A Brief History of the Horror Movie Jump Scare

History of the Jump Scare

The jump scare. Few film tropes are so notorious among movie fans, but have proven so effective. If you’re watching a modern horror movie, you know that at any moment something can spring into view with a jarring sound. Mirrors, closets, beds – any patch of darkness can hide the next scream-inducing moment of your life.

While they have been used masterfully, countless forgettable horror movies have leaned on them for cheap thrills, utilized as a crutch when a filmmaker didn’t know how how to use atmosphere and mood to achieve the same emotions from an audience. But like any other technique, when in the hands of someone who knows what they’re doing, you’ll find a scene that will stick with you forever.

With Annabelle: Creation pulling in major bucks at the box office, the jump scare is alive and well and still packing theaters. Let’s take a look at the ways the jump scare, the most hated and possibly most powerful horror movie tactic in a filmmaker’s toolbox, has evolved over time.

The Silent Scare

Even if The Phantom of the Opera doesn’t have the first cinematic jump scare, it contains the first memorable one. When Christine unmasks Lon Chaney’s most famous creation at the halfway mark of the film, audience members were said to have screamed or even fainted. The musical accompaniment could have certainly aided this moment, but even without sound, it works thanks to the now-iconic makeup. It seems tame today, but nothing of this sort had ever been seen before, and while the scare is (ahem) orchestrated, it still shocks.

But the gothic horror of the 1930s didn’t really lend itself to jump scares. Here it was all about mood, lavish sets, and Universal monsters. It wasn’t until 1942’s Cat People that the jump scare as we know it started to take shape.

The Lewton Bus

Cat People features the granddaddy of all jump scares. This is the first film that understood how to set up a scare and truly deliver. In its most famous scene, Alice is being pursued by known cat-person, Irena. It’s dark, and neither Alice nor the audience can see much around her. The soundtrack is silent except for her footsteps, and she starts looking over her shoulder and running as she gets increasingly worried. Suddenly, a hiss begins and a bus pulls into frame with a screech, making everyone scream their fool heads off.

It holds up insanely well even when you know what’s coming.

This technique of a jump scare of an object that’s actually non-threatening became known as “the Lewton Bus,” after the film’s legendary producer Val Lewton.
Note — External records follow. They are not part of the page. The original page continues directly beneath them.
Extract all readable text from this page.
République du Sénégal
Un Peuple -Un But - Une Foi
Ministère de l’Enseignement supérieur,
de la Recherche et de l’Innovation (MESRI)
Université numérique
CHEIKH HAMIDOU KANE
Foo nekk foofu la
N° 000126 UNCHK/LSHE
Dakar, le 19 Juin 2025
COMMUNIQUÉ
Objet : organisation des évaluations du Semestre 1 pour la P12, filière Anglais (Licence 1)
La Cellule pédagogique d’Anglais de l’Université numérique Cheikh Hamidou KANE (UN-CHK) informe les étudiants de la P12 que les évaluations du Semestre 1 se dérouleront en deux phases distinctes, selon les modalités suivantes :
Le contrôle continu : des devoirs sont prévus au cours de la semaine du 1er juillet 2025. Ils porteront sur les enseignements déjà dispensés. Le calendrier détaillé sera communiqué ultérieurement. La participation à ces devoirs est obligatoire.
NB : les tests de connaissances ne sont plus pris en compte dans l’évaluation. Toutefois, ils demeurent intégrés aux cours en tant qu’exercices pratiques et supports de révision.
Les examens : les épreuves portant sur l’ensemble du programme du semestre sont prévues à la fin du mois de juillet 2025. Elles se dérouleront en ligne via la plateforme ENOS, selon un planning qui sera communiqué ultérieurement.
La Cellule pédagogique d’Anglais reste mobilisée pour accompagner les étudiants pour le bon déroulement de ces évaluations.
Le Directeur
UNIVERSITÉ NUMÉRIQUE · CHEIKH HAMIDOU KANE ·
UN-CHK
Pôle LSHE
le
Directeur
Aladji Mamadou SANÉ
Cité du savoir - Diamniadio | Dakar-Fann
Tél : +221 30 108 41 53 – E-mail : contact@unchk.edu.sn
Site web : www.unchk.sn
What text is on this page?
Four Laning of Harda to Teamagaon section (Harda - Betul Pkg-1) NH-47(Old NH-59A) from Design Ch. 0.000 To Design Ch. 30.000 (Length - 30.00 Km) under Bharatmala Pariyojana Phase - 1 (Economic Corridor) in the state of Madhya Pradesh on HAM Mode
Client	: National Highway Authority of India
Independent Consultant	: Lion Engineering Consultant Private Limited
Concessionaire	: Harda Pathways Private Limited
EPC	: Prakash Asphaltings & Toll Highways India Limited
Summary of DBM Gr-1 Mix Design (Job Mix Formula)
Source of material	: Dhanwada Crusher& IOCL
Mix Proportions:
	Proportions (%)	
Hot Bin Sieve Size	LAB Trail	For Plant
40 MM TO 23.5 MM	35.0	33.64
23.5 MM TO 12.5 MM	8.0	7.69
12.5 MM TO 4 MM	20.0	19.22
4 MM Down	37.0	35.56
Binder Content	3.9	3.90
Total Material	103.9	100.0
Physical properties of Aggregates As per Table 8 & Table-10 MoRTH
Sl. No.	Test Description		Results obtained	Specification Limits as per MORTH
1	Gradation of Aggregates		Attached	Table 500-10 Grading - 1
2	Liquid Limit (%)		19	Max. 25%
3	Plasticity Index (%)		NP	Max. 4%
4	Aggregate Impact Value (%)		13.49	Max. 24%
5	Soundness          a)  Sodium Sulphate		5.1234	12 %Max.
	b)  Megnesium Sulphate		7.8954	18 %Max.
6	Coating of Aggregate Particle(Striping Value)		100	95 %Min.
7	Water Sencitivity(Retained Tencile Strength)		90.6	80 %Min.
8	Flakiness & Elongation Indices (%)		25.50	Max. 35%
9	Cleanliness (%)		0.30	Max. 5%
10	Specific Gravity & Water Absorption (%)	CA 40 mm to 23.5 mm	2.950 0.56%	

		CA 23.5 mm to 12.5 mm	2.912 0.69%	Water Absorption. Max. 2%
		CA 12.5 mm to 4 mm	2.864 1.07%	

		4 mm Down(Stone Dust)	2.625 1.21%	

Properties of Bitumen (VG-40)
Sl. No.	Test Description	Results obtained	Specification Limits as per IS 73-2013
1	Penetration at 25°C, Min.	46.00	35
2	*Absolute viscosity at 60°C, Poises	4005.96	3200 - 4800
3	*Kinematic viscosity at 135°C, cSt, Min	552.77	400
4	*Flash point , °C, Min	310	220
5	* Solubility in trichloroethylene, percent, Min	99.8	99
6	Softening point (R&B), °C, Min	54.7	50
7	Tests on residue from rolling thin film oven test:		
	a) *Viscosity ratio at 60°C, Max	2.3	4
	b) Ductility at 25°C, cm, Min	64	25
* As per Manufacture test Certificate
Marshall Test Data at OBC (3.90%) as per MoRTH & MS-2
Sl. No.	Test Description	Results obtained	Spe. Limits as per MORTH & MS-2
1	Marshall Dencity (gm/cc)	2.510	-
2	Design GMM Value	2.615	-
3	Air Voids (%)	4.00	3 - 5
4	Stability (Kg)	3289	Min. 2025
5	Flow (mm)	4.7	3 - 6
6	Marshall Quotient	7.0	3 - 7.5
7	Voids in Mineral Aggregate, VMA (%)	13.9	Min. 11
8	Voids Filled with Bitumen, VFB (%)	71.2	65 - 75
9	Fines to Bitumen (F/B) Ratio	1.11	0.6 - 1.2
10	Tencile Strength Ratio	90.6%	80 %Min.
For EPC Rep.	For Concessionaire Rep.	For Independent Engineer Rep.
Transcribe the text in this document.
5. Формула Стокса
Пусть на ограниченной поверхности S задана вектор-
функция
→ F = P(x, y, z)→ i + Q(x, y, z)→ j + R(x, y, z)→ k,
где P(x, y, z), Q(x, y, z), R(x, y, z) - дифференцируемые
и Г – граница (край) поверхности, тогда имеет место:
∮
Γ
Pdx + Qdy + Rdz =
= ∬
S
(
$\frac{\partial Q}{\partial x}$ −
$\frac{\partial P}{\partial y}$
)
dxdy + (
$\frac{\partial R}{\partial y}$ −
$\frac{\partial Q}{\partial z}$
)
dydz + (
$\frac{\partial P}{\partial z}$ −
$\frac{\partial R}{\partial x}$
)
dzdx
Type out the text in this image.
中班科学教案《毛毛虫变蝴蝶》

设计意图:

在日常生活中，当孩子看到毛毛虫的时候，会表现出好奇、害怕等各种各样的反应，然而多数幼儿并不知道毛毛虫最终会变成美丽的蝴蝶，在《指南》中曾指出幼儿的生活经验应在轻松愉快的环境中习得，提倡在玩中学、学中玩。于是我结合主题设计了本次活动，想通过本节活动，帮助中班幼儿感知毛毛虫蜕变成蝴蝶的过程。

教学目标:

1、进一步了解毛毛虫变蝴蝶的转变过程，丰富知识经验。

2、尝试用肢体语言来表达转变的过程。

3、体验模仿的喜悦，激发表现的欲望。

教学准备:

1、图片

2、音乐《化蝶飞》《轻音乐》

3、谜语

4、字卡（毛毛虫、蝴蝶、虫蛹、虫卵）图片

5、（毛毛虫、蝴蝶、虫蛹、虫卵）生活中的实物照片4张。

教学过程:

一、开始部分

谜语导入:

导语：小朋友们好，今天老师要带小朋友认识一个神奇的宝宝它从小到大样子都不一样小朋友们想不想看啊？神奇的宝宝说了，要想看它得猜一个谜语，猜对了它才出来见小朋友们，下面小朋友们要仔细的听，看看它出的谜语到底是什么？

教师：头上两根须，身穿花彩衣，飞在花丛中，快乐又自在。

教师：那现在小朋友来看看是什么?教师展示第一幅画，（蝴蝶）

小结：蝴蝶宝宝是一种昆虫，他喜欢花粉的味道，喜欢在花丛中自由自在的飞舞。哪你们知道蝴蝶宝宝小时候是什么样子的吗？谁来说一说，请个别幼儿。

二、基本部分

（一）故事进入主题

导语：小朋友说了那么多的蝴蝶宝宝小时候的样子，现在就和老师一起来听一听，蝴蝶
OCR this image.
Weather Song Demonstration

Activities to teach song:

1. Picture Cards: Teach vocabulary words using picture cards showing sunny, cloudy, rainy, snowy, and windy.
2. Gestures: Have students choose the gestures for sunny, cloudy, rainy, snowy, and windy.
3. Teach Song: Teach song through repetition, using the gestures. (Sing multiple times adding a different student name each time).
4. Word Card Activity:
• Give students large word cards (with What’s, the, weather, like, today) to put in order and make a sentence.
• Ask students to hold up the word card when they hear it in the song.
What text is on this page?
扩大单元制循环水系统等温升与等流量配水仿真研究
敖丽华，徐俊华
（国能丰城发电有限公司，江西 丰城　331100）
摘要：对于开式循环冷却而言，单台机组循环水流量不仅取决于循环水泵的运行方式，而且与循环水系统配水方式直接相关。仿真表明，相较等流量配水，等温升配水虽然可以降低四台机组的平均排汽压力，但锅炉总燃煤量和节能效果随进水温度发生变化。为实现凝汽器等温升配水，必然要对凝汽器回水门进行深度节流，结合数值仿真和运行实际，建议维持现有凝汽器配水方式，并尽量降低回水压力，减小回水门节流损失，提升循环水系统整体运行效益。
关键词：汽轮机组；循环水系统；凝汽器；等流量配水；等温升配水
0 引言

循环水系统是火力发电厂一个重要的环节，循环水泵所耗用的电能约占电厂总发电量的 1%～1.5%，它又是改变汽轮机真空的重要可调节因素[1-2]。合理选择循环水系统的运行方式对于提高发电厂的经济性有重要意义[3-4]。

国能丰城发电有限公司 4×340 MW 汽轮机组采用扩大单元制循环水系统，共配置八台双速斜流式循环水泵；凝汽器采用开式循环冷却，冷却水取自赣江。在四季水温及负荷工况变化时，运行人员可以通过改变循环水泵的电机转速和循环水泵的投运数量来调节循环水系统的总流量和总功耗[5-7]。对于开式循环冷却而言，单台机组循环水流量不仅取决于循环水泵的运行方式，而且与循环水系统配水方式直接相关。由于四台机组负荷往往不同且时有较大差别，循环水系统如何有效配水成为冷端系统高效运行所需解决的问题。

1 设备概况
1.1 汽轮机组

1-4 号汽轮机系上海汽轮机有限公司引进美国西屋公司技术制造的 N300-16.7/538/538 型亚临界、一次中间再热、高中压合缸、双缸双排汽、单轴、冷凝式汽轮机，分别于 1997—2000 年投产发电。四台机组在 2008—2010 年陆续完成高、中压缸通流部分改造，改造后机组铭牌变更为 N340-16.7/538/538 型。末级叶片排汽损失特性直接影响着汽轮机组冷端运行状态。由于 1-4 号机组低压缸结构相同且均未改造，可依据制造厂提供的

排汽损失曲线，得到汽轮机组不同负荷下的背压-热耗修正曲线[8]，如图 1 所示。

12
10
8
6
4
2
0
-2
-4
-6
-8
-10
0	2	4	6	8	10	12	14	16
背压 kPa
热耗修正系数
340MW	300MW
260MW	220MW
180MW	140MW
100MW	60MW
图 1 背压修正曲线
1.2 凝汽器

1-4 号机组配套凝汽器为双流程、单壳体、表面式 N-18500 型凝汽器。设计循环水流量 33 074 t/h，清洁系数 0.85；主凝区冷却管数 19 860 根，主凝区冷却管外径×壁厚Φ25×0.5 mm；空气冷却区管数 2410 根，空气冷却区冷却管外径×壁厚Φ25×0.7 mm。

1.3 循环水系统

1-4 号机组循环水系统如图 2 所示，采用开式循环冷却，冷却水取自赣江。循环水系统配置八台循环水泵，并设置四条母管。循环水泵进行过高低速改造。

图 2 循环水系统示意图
Every time a cat jumps out of a closet – no matter how nonsensical it might be! – you have him to blame.

But even though this was monstrously effective, it didn’t set off a rash of imitators. For that, you’d have to wait a couple more decades.

We All Get A Little Jumpy

Ah, Psycho. Sure, everyone remembers the shower scene as the most shocking moment, but it’s also a scripted one. You can literally see the killer coming before it happens. Another moment, the reveal of the state of Norman’s mother, is a silent scare that imprinted onto people’s memories as well. But along with these two moments Hitchcock, also managed to perfect the jump scare with the scene when Detective Arbogast is investigating the Bates Mansion. Hitchcock, always the master of misdirection, plays the audience perfectly.

As Arbogast walks into the Bates home the camera stays tight on him, only showing us the reverse POV angles of what he’s looking at. We’re trapped with him. He starts to ascend the staircase in front of him and the scene cuts to a shot of a door slowly opening, somewhere. We have no idea where it is, but we know it means danger and we’re set even further on edge. Then, out of nowhere, we’re in a bird’s eye view of the staircase, pulled away from Arbogast. Our eyes are drawn to the left side of the frame as Arbogast walks up the stairs, his movement instinctively the dominant feature in the frame. But then, suddenly and with a scream of strings on the soundtrack, Norman Bates comes rushing out from a slightly ajar door to the right.

It’s an absolutely perfect scare, and as with Cat People it can still send that chill up your spine every single time. Of course, this one was a real threat, as Arbogast’s slashed face soon revealed.

Psycho‘s scares set off a rash of jump scares throughout the 1960s in such classic movies as The Innocents and Wait Until Dark, a criminally underrated film starring Audrey Hepburn as a blind woman that fights off an attacker in her home. The darkness of the frame is used against her, and us.

Close the door

You know that scene in a horror movie where someone goes to the medicine cabinet, opens the mirror, and closes it again only to see some sort of horrible visage in the mirror? Roman Polanski’s Repulsion was the first to use this. The shot is not nearly as tight and scary as they would get in the future, but the small glimpse of a man standing behind the protagonist is chill-inducing. This is also the reason we are always afraid of mirrors in horror movies.

Twin Peaks: Fire Walk With Me used this pretty effectively, as well.